REVIEW: Performa 13 (Part Three)

CAC performance curator Drew Klein reports from arts biennial in NYC

'Sun'
'Sun'

Meeting with other curators and programmers while I'm traveling always gets me eager to head back to Cincinnati to start plugging away at full speed on new projects. So I was in a privileged situation on Friday to find myself at the Performa Hub (the official festival HQ) for a casual meet and greet. The conversations there with curators from organizations and institutions like Performa and Tate Modern in London gave me a fresh perspective on the kinds of performances that are making waves internationally and piquing the interest of curators from some of the premiere programs around the world.

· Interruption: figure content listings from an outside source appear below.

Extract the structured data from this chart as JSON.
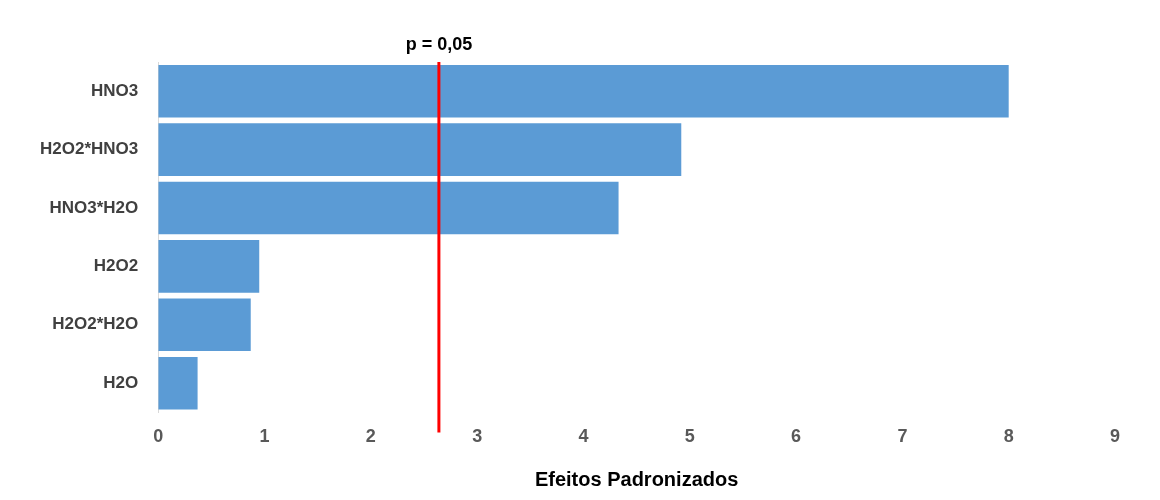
{
  "chart_data": {
    "type": "bar",
    "orientation": "horizontal",
    "xlabel": "Efeitos Padronizados",
    "categories": [
      "HNO3",
      "H2O2*HNO3",
      "HNO3*H2O",
      "H2O2",
      "H2O2*H2O",
      "H2O"
    ],
    "values": [
      8.0,
      4.92,
      4.33,
      0.95,
      0.87,
      0.37
    ],
    "color": "#5b9bd5",
    "xlim": [
      0,
      9
    ],
    "xticks": [
      0,
      1,
      2,
      3,
      4,
      5,
      6,
      7,
      8,
      9
    ],
    "grid": false,
    "legend": false,
    "annotations": [
      "p = 0,05"
    ],
    "ref_lines": [
      {
        "axis": "x",
        "value": 2.64,
        "color": "#ff0000"
      }
    ]
  }
}
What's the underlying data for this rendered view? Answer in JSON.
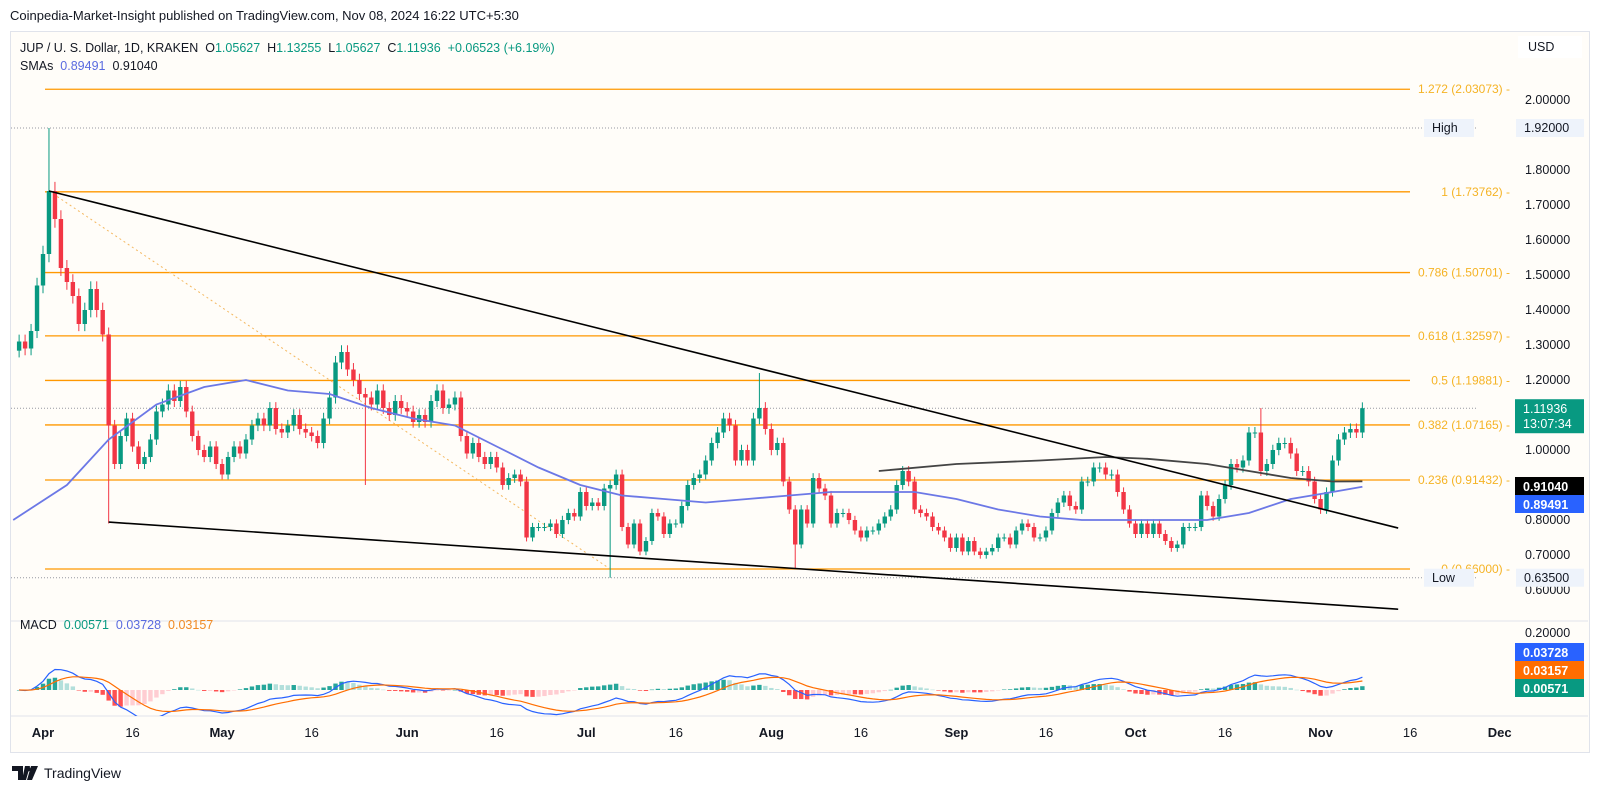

Following coffee and chitchat, the participating curators were introduced to Turkish artist/activist Ahmet Ögüt and his project The Silent University. First started in London, the goal of this platform is to share the knowledge of refugees, asylum seekers and migrants in different forms — lectures, consulting or other means — that utilize their cultural and educational insight. Contributors have had various levels of professional and/or educational experience in their homeland, but are prevented from obtaining work or exercising in their field whilst their legal status is in flux. Instead of being silenced by political barriers, The Silent University looks to provide an outlet for participants to activate their abilities and draw attention to the failure to celebrate the skills and experience many asylum seekers bring with them from their countries. It is proposed that the mission of The Silent University can be viewed as a creative one as the participants often use performance, writing and open dialogue to explore various themes relevant to the program. While certainly not a traditional manner of performance art, seeing how Ahmet Ögüt approaches new ways of addressing this situation brought a new appreciation for looking at old problems in a completely new light.

The big show for the night saw me head to Brooklyn Academy of Music (BAM) with CAC Director and Chief Curator Raphaela Platow to see Sun, the latest dance piece from acclaimed Israeli-born, Britain-based choreographer Hofesh Shechter. A packed theater was introduced to the work via an announcement that the company was to show us a snippet of the very end of the piece in order to ensure us that “everything is going to be OK”. A comedic beginning to a performance full of sharp wit and contrast. Consisting of various vignettes that reappeared at points throughout the performance, Sun utilizes smart lighting and a brutal sound design (composed for the most part by Shechter himself) to rather brilliantly and swiftly turn on a dime and take the piece from moments of intensity and anger to those of subtle and soft humor; highly sexualized slo-mo gyrations of female dancers to male dancers prancing around the stage with cutout sheep drawings. Sun was certainly intent on making a political point of some kind. The aforementioned sheep cutouts were being stalked by a wolf, cutouts of indigenous tribesmen were being stalked into conversing with a colonist, and at one point a dancer addresses (shrieks at) the crowd with, “The wolf is behind you!”

While those more interested in the message might have been somewhat frustrated by the political clichés, the dance was the draw and the dance didn't disappoint. Prior to the performance I had been told that Shechter would become one of the leading choreographers of my time. Those major words were met and complemented with some of the most impressive company work I've seen recently. Each dancer in the 16-person company (besides sharing that they were striking and in the same, great shape) wore soft shades of white or cream, resembling a team consisting of artists from various genres and centuries. It was in the moments when the entire company was on stage, fluidly realizing Shechter's intricate and tightly controlled choreography, that the program truly became nothing less than mesmerizing. Strongly gestural, each company member looked entirely confident embodying this work, so much so that you would have thought that Sun had been a part of their repertoire for years rather than just less than a month. I left BAM wishing I'd been a contemporary dancer. I wanted to be in Hofesh Shechter's company. I'd carry a sheep, I'd head bang, I'd scream and rant at the audience — whatever it'd take to get me into that gang.